De invoering van de wet verliep even snel als slordig. Er was geen overgangsregeling, de uitvoerende Belastingdienst was niet goed ingewerkt, verstrekt voorlichtingsmateriaal klopte niet, termijnen werden overschreden. Publicatie in de Staatscourant, nog net voor de jaarwisseling, maakte invoering per 1 januari 2000 formeel mogelijk maar praktisch onwerkbaar.

Gevolg: een administratieve chaos met zich tot op de huidige dag voortslepende bezwaarprocedures. Desondanks heeft een geheel aan het politieke circuit gelieerde evaluatiecommissie alsnog een positief getoonzet rapport geproduceerd over de hele gang van zaken.

Verbeteringen
Overduidelijk blijkt uit dit voorbeeld dat de huidige wijze van wetgeving veel tekortkomingen telt, en dat gemaakte fouten politiek niet worden hersteld.

Het toetsen van wetten na parlementaire behandeling door rechters dan wel door een versterkte Raad van State biedt weinig soelaas. Juridische toetsing is sterk procedureel getint, praktische inhoudelijke materiekennis is meestal niet paraat, en gevonden tekortkomingen moeten alsnog weer opnieuw langs regering en parlement. Dat wordt erg tijdrovend en kostbaar, en is constitutioneel blamerend, speciaal voor de Eerste Kamer.

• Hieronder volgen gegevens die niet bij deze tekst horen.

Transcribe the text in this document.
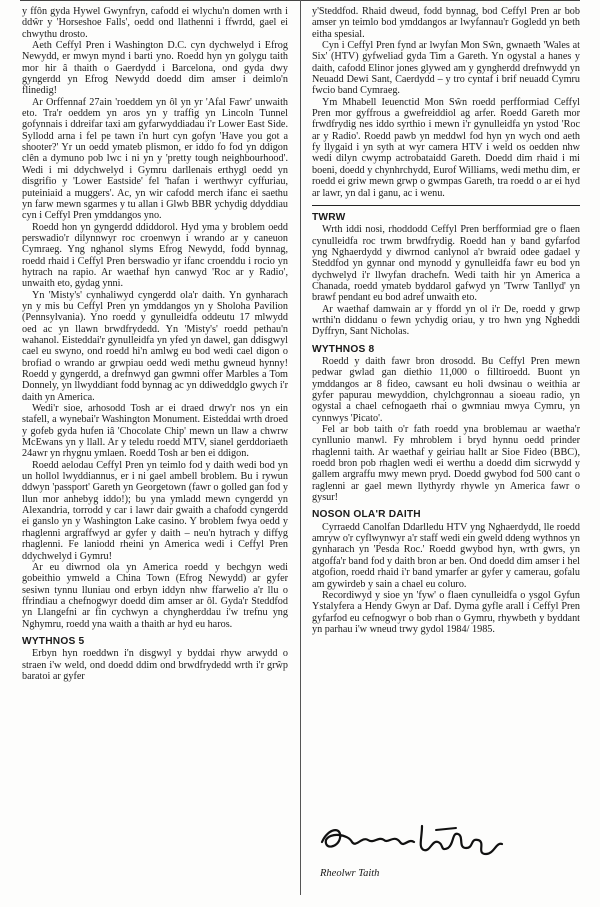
y ffôn gyda Hywel Gwynfryn, cafodd ei wlychu'n domen wrth i ddŵr y 'Horseshoe Falls', oedd ond llathenni i ffwrdd, gael ei chwythu drosto.

Aeth Ceffyl Pren i Washington D.C. cyn dychwelyd i Efrog Newydd, er mwyn mynd i barti yno. Roedd hyn yn golygu taith mor hir â thaith o Gaerdydd i Barcelona, ond gyda dwy gyngerdd yn Efrog Newydd doedd dim amser i deimlo'n flinedig!

Ar Orffennaf 27ain 'roeddem yn ôl yn yr 'Afal Fawr' unwaith eto. Tra'r oeddem yn aros yn y traffig yn Lincoln Tunnel gofynnais i ddreifar taxi am gyfarwyddiadau i'r Lower East Side. Syllodd arna i fel pe tawn i'n hurt cyn gofyn 'Have you got a shooter?' Yr un oedd ymateb plismon, er iddo fo fod yn ddigon clên a dymuno pob lwc i ni yn y 'pretty tough neighbourhood'. Wedi i mi ddychwelyd i Gymru darllenais erthygl oedd yn disgrifio y 'Lower Eastside' fel 'hafan i werthwyr cyffuriau, puteiniaid a muggers'. Ac, yn wir cafodd merch ifanc ei saethu yn farw mewn sgarmes y tu allan i Glwb BBR ychydig ddyddiau cyn i Ceffyl Pren ymddangos yno.

Roedd hon yn gyngerdd ddiddorol. Hyd yma y broblem oedd perswadio'r dilynnwyr roc croenwyn i wrando ar y caneuon Cymraeg. Yng nghanol slyms Efrog Newydd, fodd bynnag, roedd rhaid i Ceffyl Pren berswadio yr ifanc croenddu i rocio yn hytrach na rapio. Ar waethaf hyn canwyd 'Roc ar y Radio', unwaith eto, gydag ynni.

Yn 'Misty's' cynhaliwyd cyngerdd ola'r daith. Yn gynharach yn y mis bu Ceffyl Pren yn ymddangos yn y Sholoha Pavilion (Pennsylvania). Yno roedd y gynulleidfa oddeutu 17 mlwydd oed ac yn llawn brwdfrydedd. Yn 'Misty's' roedd pethau'n wahanol. Eisteddai'r gynulleidfa yn yfed yn dawel, gan ddisgwyl cael eu swyno, ond roedd hi'n amlwg eu bod wedi cael digon o brofiad o wrando ar grwpiau oedd wedi methu gwneud hynny! Roedd y gyngerdd, a drefnwyd gan gwmni offer Marbles a Tom Donnely, yn llwyddiant fodd bynnag ac yn ddiweddglo gwych i'r daith yn America.

Wedi'r sioe, arhosodd Tosh ar ei draed drwy'r nos yn ein stafell, a wynebai'r Washington Monument. Eisteddai wrth droed y gofeb gyda hufen iâ 'Chocolate Chip' mewn un llaw a chwrw McEwans yn y llall. Ar y teledu roedd MTV, sianel gerddoriaeth 24awr yn rhygnu ymlaen. Roedd Tosh ar ben ei ddigon.

Roedd aelodau Ceffyl Pren yn teimlo fod y daith wedi bod yn un hollol lwyddiannus, er i ni gael ambell broblem. Bu i rywun ddwyn 'passport' Gareth yn Georgetown (fawr o golled gan fod y llun mor anhebyg iddo!); bu yna ymladd mewn cyngerdd yn Alexandria, torrodd y car i lawr dair gwaith a chafodd cyngerdd ei ganslo yn y Washington Lake casino. Y broblem fwya oedd y rhaglenni argraffwyd ar gyfer y daith – neu'n hytrach y diffyg rhaglenni. Fe laniodd rheini yn America wedi i Ceffyl Pren ddychwelyd i Gymru!

Ar eu diwrnod ola yn America roedd y bechgyn wedi gobeithio ymweld a China Town (Efrog Newydd) ar gyfer sesiwn tynnu lluniau ond erbyn iddyn nhw ffarwelio a'r llu o ffrindiau a chefnogwyr doedd dim amser ar ôl. Gyda'r Steddfod yn Llangefni ar fin cychwyn a chyngherddau i'w trefnu yng Nghymru, roedd yna waith a thaith ar hyd eu haros.

WYTHNOS 5

Erbyn hyn roeddwn i'n disgwyl y byddai rhyw arwydd o straen i'w weld, ond doedd ddim ond brwdfrydedd wrth i'r grŵp baratoi ar gyfer

y'Steddfod. Rhaid dweud, fodd bynnag, bod Ceffyl Pren ar bob amser yn teimlo bod ymddangos ar lwyfannau'r Gogledd yn beth eitha spesial.

Cyn i Ceffyl Pren fynd ar lwyfan Mon Sŵn, gwnaeth 'Wales at Six' (HTV) gyfweliad gyda Tim a Gareth. Yn ogystal a hanes y daith, cafodd Elinor jones glywed am y gyngherdd drefnwydd yn Neuadd Dewi Sant, Caerdydd – y tro cyntaf i brif neuadd Cymru fwcio band Cymraeg.

Ym Mhabell Ieuenctid Mon Sŵn roedd perfformiad Ceffyl Pren mor gyffrous a gwefreiddiol ag arfer. Roedd Gareth mor frwdfrydig nes iddo syrthio i mewn i'r gynulleidfa yn ystod 'Roc ar y Radio'. Roedd pawb yn meddwl fod hyn yn wych ond aeth fy llygaid i yn syth at wyr camera HTV i weld os oedden nhw wedi dilyn cwymp actrobataidd Gareth. Doedd dim rhaid i mi boeni, doedd y chynhrchydd, Eurof Williams, wedi methu dim, er roedd ei griw mewn grwp o gwmpas Gareth, tra roedd o ar ei hyd ar lawr, yn dal i ganu, ac i wenu.

TWRW

Wrth iddi nosi, rhoddodd Ceffyl Pren berfformiad gre o flaen cynulleidfa roc trwm brwdfrydig. Roedd han y band gyfarfod yng Nghaerdydd y diwrnod canlynol a'r bwraid odee gadael y Steddfod yn gynnar ond mynodd y gynulleidfa fawr eu bod yn dychwelyd i'r llwyfan drachefn. Wedi taith hir yn America a Chanada, roedd ymateb byddarol gafwyd yn 'Twrw Tanllyd' yn brawf pendant eu bod adref unwaith eto.

Ar waethaf damwain ar y ffordd yn ol i'r De, roedd y grwp wrthi'n diddanu o fewn ychydig oriau, y tro hwn yng Ngheddi Dyffryn, Sant Nicholas.

WYTHNOS 8

Roedd y daith fawr bron drosodd. Bu Ceffyl Pren mewn pedwar gwlad gan diethio 11,000 o filltiroedd. Buont yn ymddangos ar 8 fideo, cawsant eu holi dwsinau o weithia ar gyfer papurau mewyddion, chylchgronnau a sioeau radio, yn ogystal a chael cefnogaeth rhai o gwmniau mwya Cymru, yn cynnwys 'Picato'.

Fel ar bob taith o'r fath roedd yna broblemau ar waetha'r cynllunio manwl. Fy mhroblem i bryd hynnu oedd prinder rhaglenni taith. Ar waethaf y geiriau hallt ar Sioe Fideo (BBC), roedd bron pob rhaglen wedi ei werthu a doedd dim sicrwydd y gallem argraffu mwy mewn pryd. Doedd gwybod fod 500 cant o raglenni ar gael mewn llythyrdy rhywle yn America fawr o gysur!

NOSON OLA'R DAITH

Cyrraedd Canolfan Ddarlledu HTV yng Nghaerdydd, lle roedd amryw o'r cyflwynwyr a'r staff wedi ein gweld ddeng wythnos yn gynharach yn 'Pesda Roc.' Roedd gwybod hyn, wrth gwrs, yn atgoffa'r band fod y daith bron ar ben. Ond doedd dim amser i hel atgofion, roedd rhaid i'r band ymarfer ar gyfer y camerau, gofalu am gywirdeb y sain a chael eu coluro.

Recordiwyd y sioe yn 'fyw' o flaen cynulleidfa o ysgol Gyfun Ystalyfera a Hendy Gwyn ar Daf. Dyma gyfle arall i Ceffyl Pren gyfarfod eu cefnogwyr o bob rhan o Gymru, rhywbeth y byddant yn parhau i'w wneud trwy gydol 1984/ 1985.

Rheolwr Taith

Een betere aanpak lijkt toetsing voordat behandeling van een wetsvoorstel in de Eerste Kamer plaatsvindt, door een representatief, multidisciplinair betrokkenenteam. Vergelijkbaar met de wijze waarop in het bedrijfsleven nieuwe producten door uitvoerende medewerkers in combinatie met een consumentenpanel worden getest, zou een door de Tweede Kamer aanvaard 'wetsprototype' eveneens uitgeprobeerd kunnen worden door met uitvoering belaste ambtenaren, betrokken burgers en ter zake kundige rechters. Belangenorganisaties geleid door ver van de werkvloer afstaande lobbyisten zijn nuttig in de Tweede-Kamer-fase, niet bij praktische toetsing van wetten. Een steekproefsgewijs samengestelde groep van zelfstandigen, ziektekostenverzekeraars en belastingambtenaren zou in zeer korte tijd de in bovenstaand voorbeeld genoemde defecten en uitvoeringsperikelen in de Ziekenfondswet hebben gesignaleerd. In overleg met ministeriële ambtenaren en de rechterlijke macht kunnen dan meteen relevante aanpassingen worden voorgesteld. Met die toegevoegde adequate informatie wordt de behandeling in de Senaat geen overbodige herhaling, maar echt een gefundeerde tweede, democratisch gelegitimeerde beoordeling. Geheel conform de constitutie.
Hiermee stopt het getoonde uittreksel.